In the aftermath of the London transport bombings of July 2005, a number of respected leaders of Islamic communities in the UK, whilst condemning the bombings without reservation, called nonetheless for an official inquiry into their cause.
This line of thinking left me puzzled. After all, the causes of the bombings were surely very clear. The bombings were caused by bombs, transported by identifiable bombers, some of whom were thoughtful enough to have bequeathed us videotapes in which they freely confessed to the murders they were about to commit. The bombers were British-born Muslims. They perpetrated their crimes in order to punish British citizens randomly for the policies of the elected British government. Let me quote from the “martyrdom” tape of Shehzad Tanweer:
“For the non-Muslims in Britain, you may wonder what you have done to deserve this. You are those who have voted in your government who in turn have and still continue to this day continue to oppress our mothers and children, brothers and sisters from the east to the west in Palestine, Afghanistan, Iraq and Chechnya… We are 100 per cent committed to the cause of Islam. We love death the way you love life. I tell all you British citizens to stop your support to your lying British government and to the so-called war on terror.”

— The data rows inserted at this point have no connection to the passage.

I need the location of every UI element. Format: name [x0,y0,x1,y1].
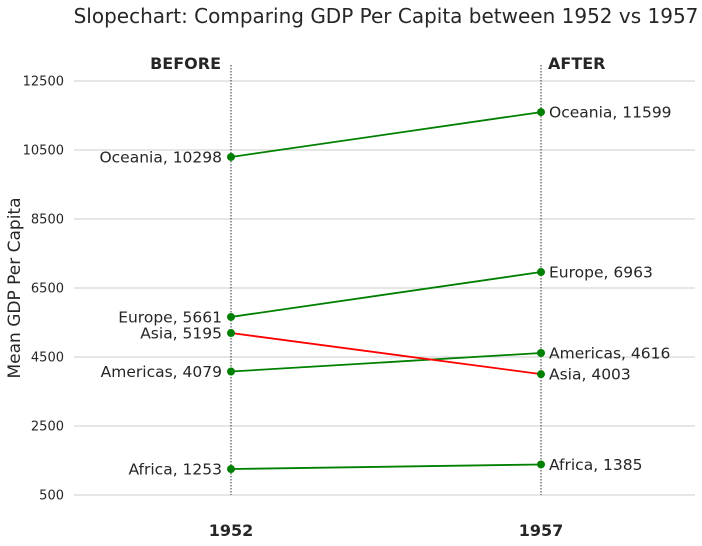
label-americas-1952: Americas, 4079 [101,363,222,381]
label-oceania-1957: Oceania, 11599 [549,104,672,122]
label-europe-1957: Europe, 6963 [549,264,653,282]
y-tick-6500: 6500 [31,282,64,297]
y-tick-2500: 2500 [31,420,64,435]
label-europe-1952: Europe, 5661 [118,308,222,326]
chart-title: Slopechart: Comparing GDP Per Capita bet… [74,4,699,28]
point-asia-1952 [227,329,235,338]
series-asia: Asia, 5195 Asia, 4003 [140,325,631,384]
series-oceania: Oceania, 10298 Oceania, 11599 [99,104,671,167]
slope-line-europe [230,271,542,318]
x-tick-1952: 1952 [209,521,254,540]
point-asia-1957 [537,370,545,379]
slope-line-africa [230,463,542,470]
point-europe-1952 [227,312,235,321]
y-tick-12500: 12500 [23,75,64,90]
point-oceania-1957 [537,108,545,117]
slope-line-asia [230,332,542,376]
y-tick-10500: 10500 [23,144,64,159]
before-header: BEFORE [150,54,221,73]
point-europe-1957 [537,268,545,277]
year-guides [230,65,542,495]
label-oceania-1952: Oceania, 10298 [99,148,222,166]
label-americas-1957: Americas, 4616 [549,344,670,362]
point-americas-1957 [537,348,545,357]
label-africa-1952: Africa, 1253 [128,461,222,479]
series-africa: Africa, 1253 Africa, 1385 [128,456,642,479]
series-americas: Americas, 4079 Americas, 4616 [101,344,671,381]
y-tick-500: 500 [39,489,64,504]
point-africa-1952 [227,465,235,474]
after-header: AFTER [548,54,605,73]
point-americas-1952 [227,367,235,376]
slope-line-oceania [230,111,542,158]
label-africa-1957: Africa, 1385 [549,456,643,474]
gridlines [74,80,695,496]
x-tick-labels: 1952 1957 [209,521,564,540]
slope-line-americas [230,352,542,373]
label-asia-1952: Asia, 5195 [140,325,222,343]
y-tick-labels: 500 2500 4500 6500 8500 10500 12500 [23,75,64,504]
label-asia-1957: Asia, 4003 [549,366,631,384]
y-axis-label: Mean GDP Per Capita [5,197,25,378]
y-tick-4500: 4500 [31,351,64,366]
point-africa-1957 [537,460,545,469]
y-tick-8500: 8500 [31,213,64,228]
x-tick-1957: 1957 [519,521,564,540]
series-europe: Europe, 5661 Europe, 6963 [118,264,653,327]
point-oceania-1952 [227,152,235,161]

Nothing could therefore be clearer as to the causes of the bombings. They were “propaganda by the deed”, a favourite device of 19th-century anarchists, whose “infernal machines” (ie bombs) were designed to draw attention to political grievances, real or imagined, and to punish society for not embracing their anarchistic philosophy. Angered at the foreign policy of the Blair government, Mr Tanweer and his associates decided to murder as many people as they could as a way of making manifest this annoyance.
What can be done to prevent further, similarly motivated murders? Following the July 2005 atrocities, the government concluded that it would benefit from the wisdom of “counter-extremism” advisers. I foolishly imagined that the purpose of this initiative was to engage with young British Muslims, and to educate them in the superior ways of British democracy as compared with Islamist fundamentalism. I was wrong.

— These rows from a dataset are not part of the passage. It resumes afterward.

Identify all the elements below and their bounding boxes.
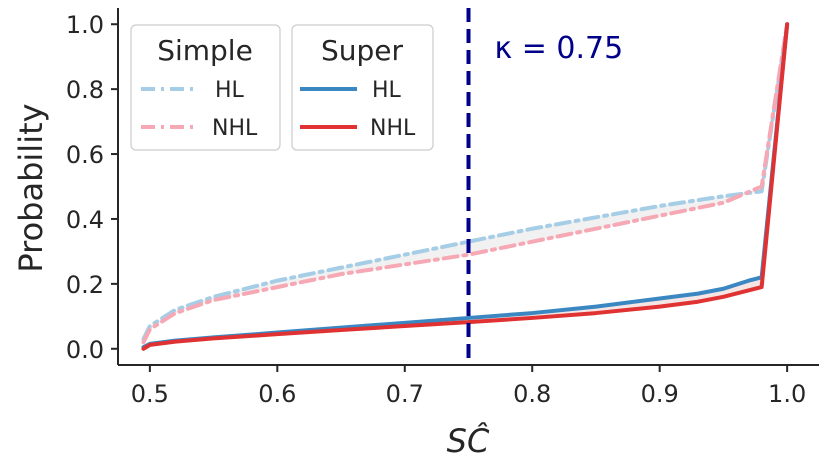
series-line-super-nhl [141,22,790,351]
legend-super-hl-label: HL [372,78,402,103]
y-axis-title: Probability [12,103,50,272]
legend-super-nhl-label: NHL [370,116,416,141]
y-tick-label: 0.2 [66,271,104,299]
x-tick-label: 0.6 [258,380,296,408]
x-tick-label: 0.7 [386,380,424,408]
legend-super-title: Super [321,34,404,67]
y-tick-label: 0.6 [66,141,104,169]
threshold-label: κ = 0.75 [495,31,624,66]
series-line-simple-nhl [141,22,790,345]
legend-simple-title: Simple [157,34,253,67]
legend-simple: Simple HL NHL [130,24,281,151]
y-tick-label: 0.0 [66,336,104,364]
x-tick-label: 1.0 [768,380,806,408]
x-axis-title: SĈ [447,421,490,460]
tick-layer: 0.5 0.6 0.7 0.8 0.9 1.0 0.0 0.2 0.4 0.6 0.8 1.0 [66,11,806,408]
x-tick-label: 0.9 [641,380,679,408]
x-tick-label: 0.5 [131,380,169,408]
series-layer [141,22,790,351]
legend-simple-hl-label: HL [215,78,245,103]
legend-simple-nhl-label: NHL [212,116,258,141]
y-tick-label: 0.4 [66,206,104,234]
y-tick-label: 0.8 [66,76,104,104]
y-tick-label: 1.0 [66,11,104,39]
series-line-simple-hl [141,22,790,342]
legend-super: Super HL NHL [291,24,434,151]
x-tick-label: 0.8 [513,380,551,408]
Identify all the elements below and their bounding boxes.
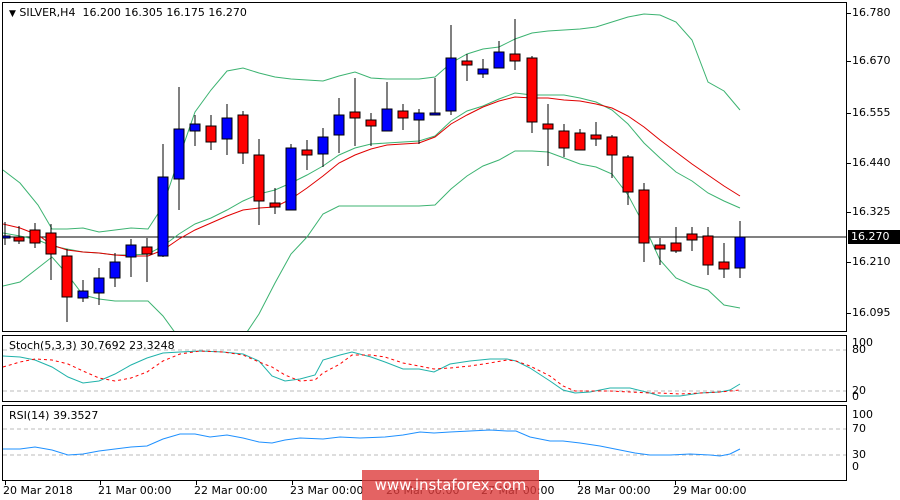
bullish-candle bbox=[125, 244, 137, 258]
bullish-candle bbox=[333, 114, 345, 136]
price-tick-label: 16.555 bbox=[852, 106, 891, 119]
bullish-candle bbox=[157, 176, 169, 257]
price-tick-label: 16.670 bbox=[852, 54, 891, 67]
time-tick-label: 22 Mar 00:00 bbox=[194, 484, 268, 497]
bearish-candle bbox=[574, 132, 586, 151]
time-tick bbox=[579, 481, 580, 485]
bearish-candle bbox=[509, 53, 521, 62]
bearish-candle bbox=[638, 189, 650, 244]
bullish-candle bbox=[173, 128, 185, 180]
stoch-label: Stoch(5,3,3) 30.7692 23.3248 bbox=[9, 339, 175, 352]
bullish-candle bbox=[477, 68, 489, 75]
time-tick bbox=[100, 481, 101, 485]
symbol-ohlc-label: SILVER,H4 16.200 16.305 16.175 16.270 bbox=[19, 6, 247, 19]
bullish-candle bbox=[445, 57, 457, 112]
bearish-candle bbox=[253, 154, 265, 202]
indicator-level-label: 100 bbox=[852, 408, 873, 421]
bearish-candle bbox=[141, 246, 153, 255]
bullish-candle bbox=[734, 236, 746, 269]
indicator-level-label: 100 bbox=[852, 336, 873, 349]
bearish-candle bbox=[45, 232, 57, 255]
stoch-signal-line bbox=[2, 350, 741, 395]
bearish-candle bbox=[349, 111, 361, 119]
bearish-candle bbox=[61, 255, 73, 298]
price-tick-label: 16.210 bbox=[852, 255, 891, 268]
price-tick-label: 16.325 bbox=[852, 205, 891, 218]
rsi-line bbox=[3, 429, 741, 457]
bearish-candle bbox=[461, 60, 473, 66]
bearish-candle bbox=[590, 134, 602, 140]
time-tick bbox=[5, 481, 6, 485]
time-tick-label: 28 Mar 00:00 bbox=[577, 484, 651, 497]
indicator-level-label: 0 bbox=[852, 460, 859, 473]
indicator-level-label: 30 bbox=[852, 448, 866, 461]
bearish-candle bbox=[622, 156, 634, 193]
bullish-candle bbox=[109, 261, 121, 279]
time-tick-label: 21 Mar 00:00 bbox=[98, 484, 172, 497]
price-tick bbox=[847, 163, 851, 164]
dropdown-triangle-icon[interactable]: ▼ bbox=[9, 9, 16, 19]
bullish-candle bbox=[189, 123, 201, 132]
bearish-candle bbox=[670, 242, 682, 252]
price-tick bbox=[847, 13, 851, 14]
time-tick bbox=[292, 481, 293, 485]
rsi-label: RSI(14) 39.3527 bbox=[9, 409, 99, 422]
indicator-level-label: 80 bbox=[852, 343, 866, 356]
price-tick-label: 16.095 bbox=[852, 306, 891, 319]
indicator-level-label: 0 bbox=[852, 390, 859, 403]
indicator-level-label: 70 bbox=[852, 422, 866, 435]
price-tick bbox=[847, 212, 851, 213]
bearish-candle bbox=[301, 149, 313, 156]
bearish-candle bbox=[365, 119, 377, 127]
bullish-candle bbox=[413, 112, 425, 121]
bullish-candle bbox=[93, 277, 105, 294]
bullish-candle bbox=[285, 147, 297, 211]
time-tick bbox=[675, 481, 676, 485]
stoch-main-line bbox=[2, 350, 741, 397]
watermark: www.instaforex.com bbox=[362, 470, 539, 500]
time-tick bbox=[196, 481, 197, 485]
time-tick-label: 23 Mar 00:00 bbox=[290, 484, 364, 497]
indicator-level-label: 20 bbox=[852, 384, 866, 397]
bearish-candle bbox=[269, 202, 281, 208]
bullish-candle bbox=[3, 235, 11, 239]
bearish-candle bbox=[558, 130, 570, 149]
time-tick-label: 29 Mar 00:00 bbox=[673, 484, 747, 497]
bearish-candle bbox=[702, 235, 714, 266]
bearish-candle bbox=[606, 136, 618, 156]
bullish-candle bbox=[221, 117, 233, 140]
bearish-candle bbox=[542, 123, 554, 130]
chart-title: ▼ SILVER,H4 16.200 16.305 16.175 16.270 bbox=[9, 6, 247, 19]
bearish-candle bbox=[718, 261, 730, 270]
bearish-candle bbox=[654, 244, 666, 250]
price-tick-label: 16.440 bbox=[852, 156, 891, 169]
bearish-candle bbox=[397, 110, 409, 119]
bearish-candle bbox=[205, 125, 217, 143]
price-tick bbox=[847, 262, 851, 263]
main-chart-pane[interactable]: ▼ SILVER,H4 16.200 16.305 16.175 16.270 bbox=[2, 2, 847, 332]
bearish-candle bbox=[686, 233, 698, 241]
current-price-tag: 16.270 bbox=[848, 230, 900, 244]
bearish-candle bbox=[526, 57, 538, 123]
bullish-candle bbox=[493, 51, 505, 69]
bullish-candle bbox=[429, 112, 441, 116]
bearish-candle bbox=[29, 229, 41, 244]
price-tick-label: 16.780 bbox=[852, 6, 891, 19]
bollinger-upper-line bbox=[3, 13, 741, 233]
time-tick-label: 20 Mar 2018 bbox=[3, 484, 73, 497]
bollinger-lower-line bbox=[3, 150, 741, 331]
bearish-candle bbox=[237, 114, 249, 154]
price-tick bbox=[847, 113, 851, 114]
price-tick bbox=[847, 313, 851, 314]
bullish-candle bbox=[77, 290, 89, 299]
price-tick bbox=[847, 61, 851, 62]
bullish-candle bbox=[317, 136, 329, 155]
bearish-candle bbox=[13, 236, 25, 242]
bullish-candle bbox=[381, 108, 393, 132]
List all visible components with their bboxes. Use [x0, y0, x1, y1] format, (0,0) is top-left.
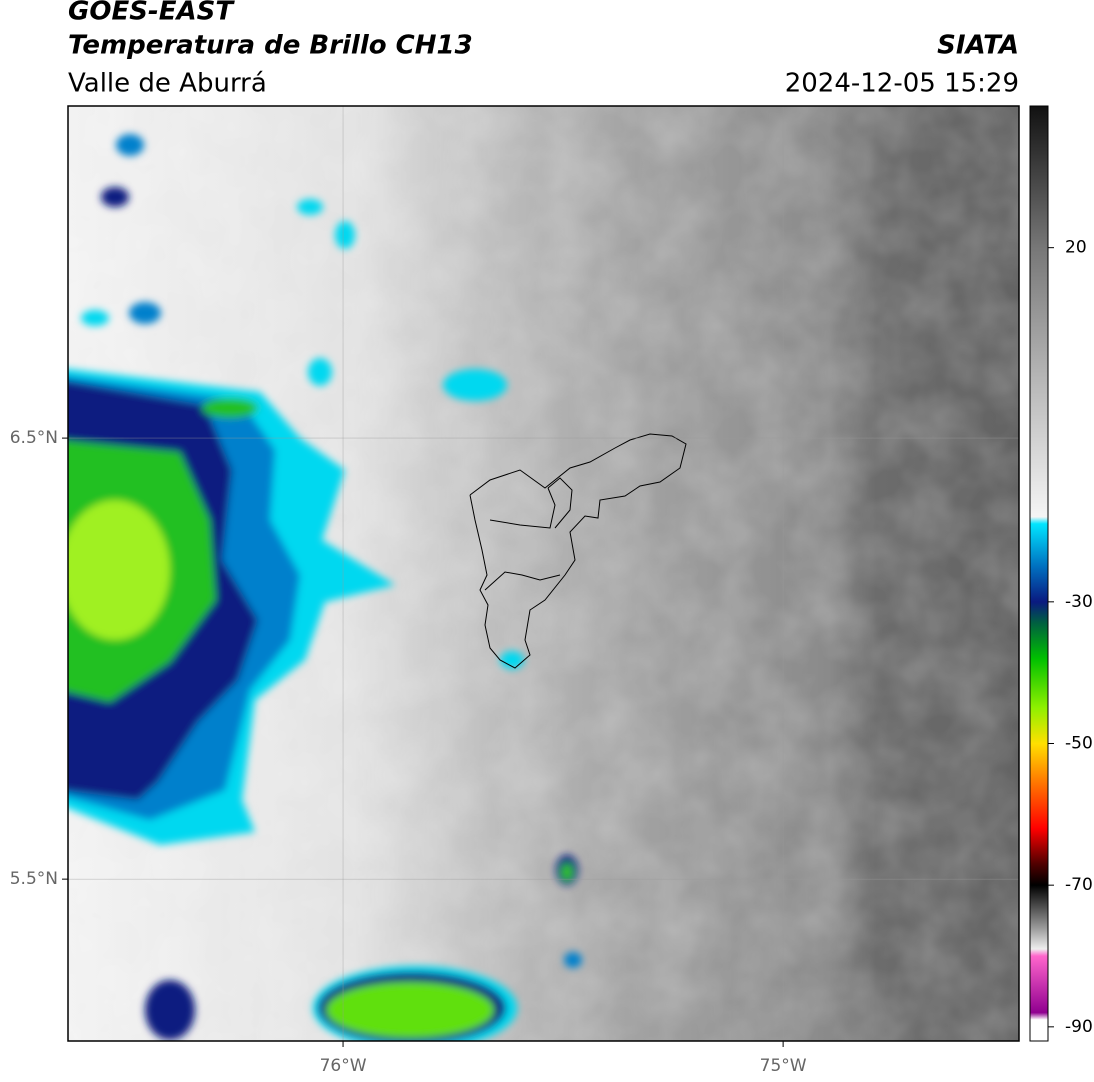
y-tick-label: 6.5°N	[10, 428, 58, 448]
colorbar-tick-label: -30	[1065, 592, 1093, 612]
map-frame	[67, 105, 1020, 1042]
colorbar-tick-label: -50	[1065, 734, 1093, 754]
x-tick-label: 75°W	[760, 1056, 807, 1076]
x-tick-label: 76°W	[320, 1056, 367, 1076]
colorbar-tick-label: -70	[1065, 875, 1093, 895]
colorbar-tick-label: 20	[1065, 238, 1087, 258]
valley-outline	[469, 433, 687, 669]
subtitle: Temperatura de Brillo CH13	[68, 31, 473, 61]
colorbar-tick-label: -90	[1065, 1017, 1093, 1037]
y-tick-label: 5.5°N	[10, 869, 58, 889]
satellite-image	[68, 106, 1019, 1041]
datetime: 2024-12-05 15:29	[785, 69, 1019, 99]
colorbar	[1029, 105, 1049, 1042]
agency: SIATA	[937, 31, 1019, 61]
region: Valle de Aburrá	[68, 69, 267, 99]
title: GOES-EAST	[68, 0, 235, 27]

Earlier this month, 14 of the government’s leading Muslim “counter-extremism” advisers penned a much-publicised letter to Gordon Brown warning him that Israel’s military action in Gaza was damaging his government’s efforts to tackle Muslim religious extremism at home. Although the writers of the letter disavowed any intention of wanting an alteration in British foreign policy, they went out of their way to urge the Prime Minister to pressure the American government to abandon its “partisan” foreign policy, and to lobby the EU to suspend trade negotiations with Israel.

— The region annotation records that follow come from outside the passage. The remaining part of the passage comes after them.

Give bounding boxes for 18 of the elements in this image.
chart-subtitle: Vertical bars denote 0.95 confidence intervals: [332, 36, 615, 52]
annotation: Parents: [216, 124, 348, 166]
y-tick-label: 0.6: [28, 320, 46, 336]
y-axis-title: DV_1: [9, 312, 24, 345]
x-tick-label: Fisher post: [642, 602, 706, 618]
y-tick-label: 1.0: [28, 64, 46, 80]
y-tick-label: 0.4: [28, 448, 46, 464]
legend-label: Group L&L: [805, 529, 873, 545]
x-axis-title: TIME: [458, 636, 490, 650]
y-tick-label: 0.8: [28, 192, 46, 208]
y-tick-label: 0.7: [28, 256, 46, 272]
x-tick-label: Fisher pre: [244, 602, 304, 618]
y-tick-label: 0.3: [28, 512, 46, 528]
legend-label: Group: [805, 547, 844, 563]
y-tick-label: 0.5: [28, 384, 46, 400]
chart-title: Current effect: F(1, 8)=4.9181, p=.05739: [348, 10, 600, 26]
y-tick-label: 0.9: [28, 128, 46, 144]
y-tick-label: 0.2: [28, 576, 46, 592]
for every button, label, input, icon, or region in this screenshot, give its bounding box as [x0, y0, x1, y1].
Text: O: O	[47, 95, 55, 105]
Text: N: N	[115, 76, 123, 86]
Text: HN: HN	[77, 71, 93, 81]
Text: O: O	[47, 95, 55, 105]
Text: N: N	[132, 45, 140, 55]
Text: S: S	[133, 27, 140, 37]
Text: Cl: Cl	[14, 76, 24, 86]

Following the despatch of this letter, Justice Minister Shahid Malik warned that Israeli military activity in Gaza was having a “profoundly acute and unhealthy” effect on British Muslim communities.” “Patience,” he cautioned, was “running out.” Muslims, Malik explained, could perceive no difference between current government policy towards Israel and that of Tony Blair. Another Muslim MP, Khalid Mahmood, echoed this sentiment, commenting that the government needed to use stronger language to show that “we as a nation are not happy with what is going on in Gaza”.
Well, of course no one is happy with what has been going on in Gaza. But this is not the only cause of unhappiness. I am unhappy with Muslim atrocities in India. Did the government’s “counter-extremism” advisers make a public statement about that? Do British Muslims accept the view of Hamas that Israel should be done away with? How many Islamic-sponsored public demonstrations have there been against Hamas repression of its own political opponents?
Anglo-Muslim outrage, in short, seems highly selective to me. But I am equally concerned about the underlying insinuation behind the public utterances to which I have referred.
If British Muslims, young or old, wish to express their opposition to the government’s foreign policy, they are privileged to live in a country that grants them the freedom to do so. To suggest, however tentatively, that the government’s foreign policy validates or legitimates the resort to extremism not only strikes me as highly dangerous, but anyone who makes such an implication runs the risk of excusing the violent subversion of the machinery of democracy in this country.